Mass of NaOH used = Moles of NaOH used × Molar mass of NaOH

Molar mass of NaOH = 40.00 g/mol

Mass of NaOH used = 4.5 moles × 40.00 g/mol = 180 g

Results:

Based on the experimental data and calculations, the following results were obtained:

Moles of CaCO₃ used up in the reaction = 0.092 mol

Moles of HCl that reacted = 0.046 mol

Molarity of HCl solution = 0.92 M

Discussion:

The results of the experiment demonstrate the successful determination of the molarity of the hydrochloric acid (HCl) solution with an unknown concentration. By measuring the mass of calcium carbonate (CaCO₃) before and after the reaction and performing the necessary calculations, we were able to determine that 0.092 moles of CaCO₃ were used up in the reaction.

Furthermore, based on the balanced chemical equation, we determined that 0.046 moles of HCl reacted with the CaCO₃. This allowed us to calculate the molarity of the HCl solution as 0.92 M, indicating that there are 0.92 moles of HCl present in one liter of the solution.
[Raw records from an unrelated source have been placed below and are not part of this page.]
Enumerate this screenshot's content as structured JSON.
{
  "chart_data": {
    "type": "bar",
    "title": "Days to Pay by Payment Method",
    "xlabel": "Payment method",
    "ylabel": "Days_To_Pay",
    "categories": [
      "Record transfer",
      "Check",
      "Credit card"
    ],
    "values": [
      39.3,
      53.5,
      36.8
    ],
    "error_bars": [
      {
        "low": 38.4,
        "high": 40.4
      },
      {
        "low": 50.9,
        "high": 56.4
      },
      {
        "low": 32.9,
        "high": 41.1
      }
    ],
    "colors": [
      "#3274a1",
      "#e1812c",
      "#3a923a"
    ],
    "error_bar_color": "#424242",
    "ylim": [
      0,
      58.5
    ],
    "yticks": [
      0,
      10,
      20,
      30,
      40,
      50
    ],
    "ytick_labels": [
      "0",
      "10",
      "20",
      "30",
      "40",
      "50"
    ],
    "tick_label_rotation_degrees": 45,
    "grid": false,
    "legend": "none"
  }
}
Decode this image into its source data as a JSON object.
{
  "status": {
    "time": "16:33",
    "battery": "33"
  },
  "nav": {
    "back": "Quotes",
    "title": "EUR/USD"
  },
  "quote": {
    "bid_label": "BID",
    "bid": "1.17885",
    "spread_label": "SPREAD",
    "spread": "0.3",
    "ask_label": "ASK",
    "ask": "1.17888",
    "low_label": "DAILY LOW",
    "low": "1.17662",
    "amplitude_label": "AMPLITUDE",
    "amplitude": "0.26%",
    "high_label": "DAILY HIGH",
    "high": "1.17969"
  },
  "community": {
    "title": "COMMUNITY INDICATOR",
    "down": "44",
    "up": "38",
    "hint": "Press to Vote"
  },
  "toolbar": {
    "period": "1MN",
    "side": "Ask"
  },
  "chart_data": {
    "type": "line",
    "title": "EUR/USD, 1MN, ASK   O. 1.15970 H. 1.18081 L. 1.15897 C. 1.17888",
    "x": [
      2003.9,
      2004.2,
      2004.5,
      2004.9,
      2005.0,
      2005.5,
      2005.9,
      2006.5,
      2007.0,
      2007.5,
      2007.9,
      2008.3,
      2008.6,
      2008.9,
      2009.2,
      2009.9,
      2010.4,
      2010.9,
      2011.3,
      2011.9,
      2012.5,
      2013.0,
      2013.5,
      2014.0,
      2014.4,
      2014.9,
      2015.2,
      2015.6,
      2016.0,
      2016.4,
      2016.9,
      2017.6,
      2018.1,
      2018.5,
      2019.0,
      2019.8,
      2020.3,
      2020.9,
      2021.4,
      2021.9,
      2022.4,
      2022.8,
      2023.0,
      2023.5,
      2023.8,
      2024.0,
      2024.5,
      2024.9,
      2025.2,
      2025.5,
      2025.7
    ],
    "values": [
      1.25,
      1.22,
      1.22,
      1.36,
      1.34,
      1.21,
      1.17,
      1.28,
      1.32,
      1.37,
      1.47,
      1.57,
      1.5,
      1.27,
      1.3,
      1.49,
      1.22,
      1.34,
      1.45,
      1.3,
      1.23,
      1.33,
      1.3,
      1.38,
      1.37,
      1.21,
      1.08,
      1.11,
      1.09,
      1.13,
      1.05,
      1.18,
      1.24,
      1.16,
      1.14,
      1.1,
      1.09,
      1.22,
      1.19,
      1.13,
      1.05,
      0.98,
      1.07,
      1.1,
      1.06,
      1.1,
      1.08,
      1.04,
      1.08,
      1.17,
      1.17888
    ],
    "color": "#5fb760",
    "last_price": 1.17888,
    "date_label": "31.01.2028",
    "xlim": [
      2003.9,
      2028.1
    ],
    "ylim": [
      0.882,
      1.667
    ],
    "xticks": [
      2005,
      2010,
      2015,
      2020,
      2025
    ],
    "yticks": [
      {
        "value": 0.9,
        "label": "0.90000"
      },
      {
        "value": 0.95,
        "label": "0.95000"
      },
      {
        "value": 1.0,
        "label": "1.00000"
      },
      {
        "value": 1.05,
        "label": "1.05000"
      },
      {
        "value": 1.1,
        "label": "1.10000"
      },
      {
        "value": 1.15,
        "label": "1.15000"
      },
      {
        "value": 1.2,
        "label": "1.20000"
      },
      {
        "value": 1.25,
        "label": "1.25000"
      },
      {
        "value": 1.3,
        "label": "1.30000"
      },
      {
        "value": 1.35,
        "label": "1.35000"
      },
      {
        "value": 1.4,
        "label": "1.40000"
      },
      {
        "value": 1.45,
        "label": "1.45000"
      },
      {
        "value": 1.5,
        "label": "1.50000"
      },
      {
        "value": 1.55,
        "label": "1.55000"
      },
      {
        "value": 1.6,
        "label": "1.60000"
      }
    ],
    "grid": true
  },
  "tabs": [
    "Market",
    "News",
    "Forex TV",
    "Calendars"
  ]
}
Therefore, the experiment was successful in achieving its aim of determining the concentration of the unknown HCl solution.

Conclusion:

In conclusion, this experiment effectively demonstrated the concept of molarity and provided a method for determining the molarity of an unknown hydrochloric acid (HCl) solution. The calculated molarity of the HCl solution was found to be 0.92 M. This information is valuable for chemists and scientists in various fields, as it helps in accurately preparing solutions of known concentrations for experiments and analysis. Additionally, it enhances our understanding of the relationship between moles, molarity, and concentration in chemical solutions.